Airbnb engineering has published a detailed account of how it maintains high availability during Istio upgrades across tens of thousands of pods and thousands of VMs, all without downtime. The company’s service mesh infrastructure supports workloads in both Kubernetes and VM environments, handling tens of millions of queries per second at peak. Despite the complexity, Airbnb has completed Istio upgrades 14 times to date.
The key challenge lies in coordinating upgrades across diverse workloads owned by different teams. To address this, Airbnb designed an upgrade pipeline that “guarantees” zero downtime, enables gradual rollouts, supports failback, and ensures all workloads are updated within a fixed timeframe.
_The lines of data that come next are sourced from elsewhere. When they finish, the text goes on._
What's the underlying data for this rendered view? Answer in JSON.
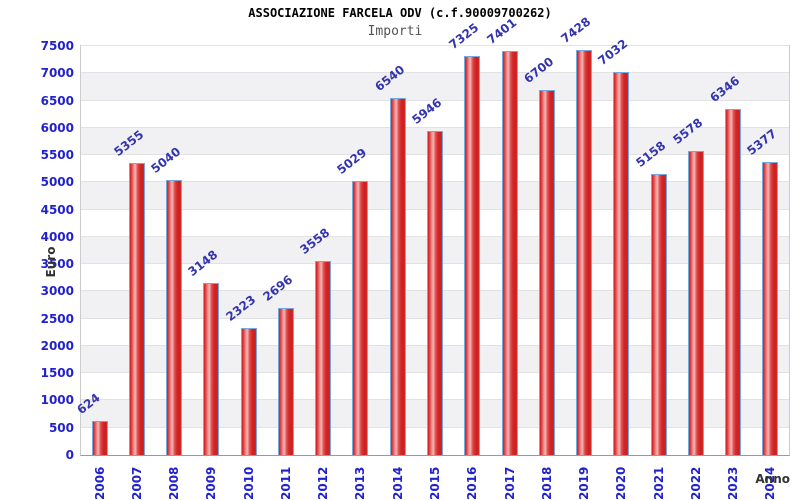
{
  "chart_data": {
    "type": "bar",
    "title": "ASSOCIAZIONE FARCELA ODV (c.f.90009700262)",
    "subtitle": "Importi",
    "xlabel": "Anno",
    "ylabel": "Euro",
    "categories": [
      "2006",
      "2007",
      "2008",
      "2009",
      "2010",
      "2011",
      "2012",
      "2013",
      "2014",
      "2015",
      "2016",
      "2017",
      "2018",
      "2019",
      "2020",
      "2021",
      "2022",
      "2023",
      "2024"
    ],
    "values": [
      624,
      5355,
      5040,
      3148,
      2323,
      2696,
      3558,
      5029,
      6540,
      5946,
      7325,
      7401,
      6700,
      7428,
      7032,
      5158,
      5578,
      6346,
      5377
    ],
    "y_ticks": [
      0,
      500,
      1000,
      1500,
      2000,
      2500,
      3000,
      3500,
      4000,
      4500,
      5000,
      5500,
      6000,
      6500,
      7000,
      7500
    ],
    "ylim": [
      0,
      7500
    ],
    "grid": "horizontal-bands-alternating",
    "legend": "none",
    "colors": {
      "bar_fill": "#d42a2a",
      "bar_highlight": "#f3b5b5",
      "bar_border": "#76a8dc",
      "tick_label": "#2222cc",
      "value_label": "#3434ad",
      "band_gray": "#f1f1f3",
      "grid_line": "#e2e2e4",
      "axis_title": "#333333",
      "title": "#000000",
      "subtitle": "#555555"
    }
  }
}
Technically, the process relies on a canary-style dual-version deployment of Istio control planes, each distinguished by a revision label (e.g., 1-24-5, 1-25-2). Workloads are pinned to specific revisions via the mutating webhook, which injects the appropriate istio-proxy sidecar. Upgrading artfully transitions select workloads to the new version based on distribution rules defined in a rollouts.yml file.
To eliminate manual label updates across numerous teams, Airbnb leverages Krispr, an internal mutation framework. During CI, Krispr injects the correct revision label into workload specs based on the rollout configuration. It also continuously migrates older pods via admission-time mutation, ensuring that within four weeks, all workloads transition smoothly, even inactive ones.
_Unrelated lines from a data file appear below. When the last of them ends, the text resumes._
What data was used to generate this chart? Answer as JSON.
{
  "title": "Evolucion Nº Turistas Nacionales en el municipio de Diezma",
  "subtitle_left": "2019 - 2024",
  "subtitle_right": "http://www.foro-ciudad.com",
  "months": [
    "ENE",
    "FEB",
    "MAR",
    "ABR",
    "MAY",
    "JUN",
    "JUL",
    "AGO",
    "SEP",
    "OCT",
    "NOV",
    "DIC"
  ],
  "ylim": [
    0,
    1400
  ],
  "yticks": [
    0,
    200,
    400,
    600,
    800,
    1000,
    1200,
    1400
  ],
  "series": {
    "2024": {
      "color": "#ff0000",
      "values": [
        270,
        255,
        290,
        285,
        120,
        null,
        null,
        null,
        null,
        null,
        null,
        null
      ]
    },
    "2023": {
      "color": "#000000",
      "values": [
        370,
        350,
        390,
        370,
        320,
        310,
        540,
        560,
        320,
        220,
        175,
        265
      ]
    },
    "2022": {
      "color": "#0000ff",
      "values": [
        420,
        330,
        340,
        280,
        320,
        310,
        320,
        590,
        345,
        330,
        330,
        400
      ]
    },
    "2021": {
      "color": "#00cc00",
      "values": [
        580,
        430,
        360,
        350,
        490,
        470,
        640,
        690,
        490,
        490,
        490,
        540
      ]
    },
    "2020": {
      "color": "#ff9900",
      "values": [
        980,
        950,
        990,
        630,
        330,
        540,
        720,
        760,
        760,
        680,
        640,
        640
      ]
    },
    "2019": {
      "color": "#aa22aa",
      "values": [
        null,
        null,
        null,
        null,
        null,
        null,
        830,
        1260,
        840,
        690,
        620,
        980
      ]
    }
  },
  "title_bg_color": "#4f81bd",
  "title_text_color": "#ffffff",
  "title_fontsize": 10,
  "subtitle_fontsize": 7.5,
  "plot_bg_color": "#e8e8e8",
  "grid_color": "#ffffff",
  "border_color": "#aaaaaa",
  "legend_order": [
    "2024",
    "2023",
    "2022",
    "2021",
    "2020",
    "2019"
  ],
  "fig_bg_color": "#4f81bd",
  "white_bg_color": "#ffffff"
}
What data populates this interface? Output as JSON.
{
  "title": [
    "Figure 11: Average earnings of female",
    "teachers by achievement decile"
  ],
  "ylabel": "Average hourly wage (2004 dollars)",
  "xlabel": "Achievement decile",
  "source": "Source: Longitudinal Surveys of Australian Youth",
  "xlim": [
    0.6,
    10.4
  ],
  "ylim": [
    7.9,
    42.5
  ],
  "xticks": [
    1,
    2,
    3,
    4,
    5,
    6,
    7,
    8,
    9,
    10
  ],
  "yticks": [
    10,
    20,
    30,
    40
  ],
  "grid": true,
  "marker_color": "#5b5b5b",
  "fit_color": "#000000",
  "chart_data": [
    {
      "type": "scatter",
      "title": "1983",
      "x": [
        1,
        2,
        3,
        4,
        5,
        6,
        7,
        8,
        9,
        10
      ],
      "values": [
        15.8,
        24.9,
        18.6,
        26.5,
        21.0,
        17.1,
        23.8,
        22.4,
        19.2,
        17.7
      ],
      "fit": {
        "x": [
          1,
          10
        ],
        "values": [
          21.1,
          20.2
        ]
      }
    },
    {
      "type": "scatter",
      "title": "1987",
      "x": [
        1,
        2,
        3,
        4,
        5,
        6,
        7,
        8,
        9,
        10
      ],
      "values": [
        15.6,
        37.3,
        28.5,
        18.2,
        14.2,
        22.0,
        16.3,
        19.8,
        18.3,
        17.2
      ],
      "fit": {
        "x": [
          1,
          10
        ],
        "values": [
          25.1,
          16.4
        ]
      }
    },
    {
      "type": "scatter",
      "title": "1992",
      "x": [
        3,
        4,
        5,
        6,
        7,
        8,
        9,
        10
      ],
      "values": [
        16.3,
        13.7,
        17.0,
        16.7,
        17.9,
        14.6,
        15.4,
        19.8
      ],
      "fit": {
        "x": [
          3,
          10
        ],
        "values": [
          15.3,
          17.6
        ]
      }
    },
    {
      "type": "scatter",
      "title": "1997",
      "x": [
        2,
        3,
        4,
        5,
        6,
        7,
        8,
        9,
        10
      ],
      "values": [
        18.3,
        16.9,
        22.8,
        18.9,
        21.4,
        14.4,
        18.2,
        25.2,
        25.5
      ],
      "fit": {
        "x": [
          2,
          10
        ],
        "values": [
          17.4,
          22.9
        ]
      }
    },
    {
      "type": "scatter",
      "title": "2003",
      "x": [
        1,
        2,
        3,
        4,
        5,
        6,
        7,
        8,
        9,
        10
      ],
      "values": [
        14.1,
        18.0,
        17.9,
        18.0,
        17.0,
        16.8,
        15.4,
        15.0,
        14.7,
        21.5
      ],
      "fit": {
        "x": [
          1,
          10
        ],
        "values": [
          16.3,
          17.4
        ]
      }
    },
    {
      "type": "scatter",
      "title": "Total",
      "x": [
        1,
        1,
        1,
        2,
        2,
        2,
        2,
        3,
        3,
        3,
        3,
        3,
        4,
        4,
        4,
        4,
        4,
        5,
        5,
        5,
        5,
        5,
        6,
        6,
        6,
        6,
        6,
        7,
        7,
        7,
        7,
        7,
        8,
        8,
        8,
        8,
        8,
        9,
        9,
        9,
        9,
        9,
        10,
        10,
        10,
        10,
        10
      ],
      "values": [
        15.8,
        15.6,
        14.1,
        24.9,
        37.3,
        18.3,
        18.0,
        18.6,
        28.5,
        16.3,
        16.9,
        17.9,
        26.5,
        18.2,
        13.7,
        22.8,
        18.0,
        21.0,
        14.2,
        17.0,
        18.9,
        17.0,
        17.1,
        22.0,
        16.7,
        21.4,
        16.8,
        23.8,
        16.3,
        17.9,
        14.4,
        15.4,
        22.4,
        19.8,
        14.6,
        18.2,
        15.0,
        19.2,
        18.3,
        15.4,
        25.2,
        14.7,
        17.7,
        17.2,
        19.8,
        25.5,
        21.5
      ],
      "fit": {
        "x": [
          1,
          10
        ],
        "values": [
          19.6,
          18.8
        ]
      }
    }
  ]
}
For VM workloads, Airbnb uses mxagent, a daemon that polls version tags on each host and atomically upgrades both the istio-proxy and its configuration when necessary. A central controller (mxrc) coordinates VM rollouts, respecting health checks and upgrade safety thresholds similar to Kubernetes’ maxUnavailable semantics.
Alongside Airbnb’s recent successful service mesh upgrades, other companies have approached the idea of service mesh upgrades a little differently:
Netflix has introduced its own zero-config service mesh. Instead of relying on a heavy control plane model, Netflix designed a mesh that automatically manages service discovery, retries, and traffic routing without requiring manual configuration. In doing so, Netflix sidesteps the coordination challenges of multi-version Istio upgrades, while still gaining the traffic management and reliability benefits that a service mesh provides.
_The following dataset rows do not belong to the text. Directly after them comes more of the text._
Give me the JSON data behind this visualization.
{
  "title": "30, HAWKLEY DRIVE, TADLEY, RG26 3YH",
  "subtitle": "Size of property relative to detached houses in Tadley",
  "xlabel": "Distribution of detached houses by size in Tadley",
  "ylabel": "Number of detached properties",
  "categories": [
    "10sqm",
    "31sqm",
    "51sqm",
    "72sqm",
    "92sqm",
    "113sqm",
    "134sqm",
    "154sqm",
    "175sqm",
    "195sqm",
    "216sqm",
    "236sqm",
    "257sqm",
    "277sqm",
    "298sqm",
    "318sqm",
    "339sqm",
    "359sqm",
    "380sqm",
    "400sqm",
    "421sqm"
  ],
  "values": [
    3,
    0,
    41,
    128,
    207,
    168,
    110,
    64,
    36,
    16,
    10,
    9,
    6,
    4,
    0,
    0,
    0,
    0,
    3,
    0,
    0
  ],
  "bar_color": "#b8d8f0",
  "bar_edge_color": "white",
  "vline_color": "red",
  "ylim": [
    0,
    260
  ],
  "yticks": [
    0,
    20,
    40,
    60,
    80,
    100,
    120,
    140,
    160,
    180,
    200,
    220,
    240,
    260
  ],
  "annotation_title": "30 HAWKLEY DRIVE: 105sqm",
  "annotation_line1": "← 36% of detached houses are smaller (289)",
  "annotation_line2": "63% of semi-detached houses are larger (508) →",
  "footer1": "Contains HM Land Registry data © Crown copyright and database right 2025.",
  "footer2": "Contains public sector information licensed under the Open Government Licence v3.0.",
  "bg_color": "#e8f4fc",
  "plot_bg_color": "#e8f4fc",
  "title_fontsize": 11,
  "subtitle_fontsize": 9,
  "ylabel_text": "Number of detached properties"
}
LinkedIn, which runs one of the largest Kubernetes deployments, uses a mix of canary deployments and traffic mirroring for upgrades to core infrastructure, including Kafka and networking layers. For its service-to-service communication stack, LinkedIn has experimented with Envoy-based solutions but leans on gradual rollout pipelines with mirrored traffic for safety. This approach is conceptually similar to Airbnb’s dual Istio revisions: both allow traffic to be validated against new versions before flipping fully.
As one of the creators of Istio, Google Cloud itself has pioneered multi-revision control planes for customers, similar to Airbnb’s implementation. GKE now allows operators to run multiple Istio versions side by side, easing rollouts and failback. Google is also pushing Ambient Mode, which replaces sidecars with lightweight data-plane proxies, reducing upgrade blast radius significantly. Airbnb has expressed interest in Ambient Mode, signaling alignment with Google’s next-gen mesh direction.
Uber runs an internal mesh framework built on Envoy that integrates closely with its custom service discovery system. Their upgrade strategy often involves progressive deployment by cluster rather than fine-grained revision pinning. Uber has invested in tooling to automate rollback and enforce SLA monitoring during upgrades, somewhat mirroring Airbnb’s mxagent + mxrc setup for VMs.
These comparisons illustrate a broader industry trend: investing in advanced rollout frameworks or mesh innovations to balance complexity, reliability, and operational control.
Looking ahead, Airbnb plans to explore Istio’s Ambient Mode for a more lightweight mesh setup and splitting meshes to limit blast radius and enhance isolation.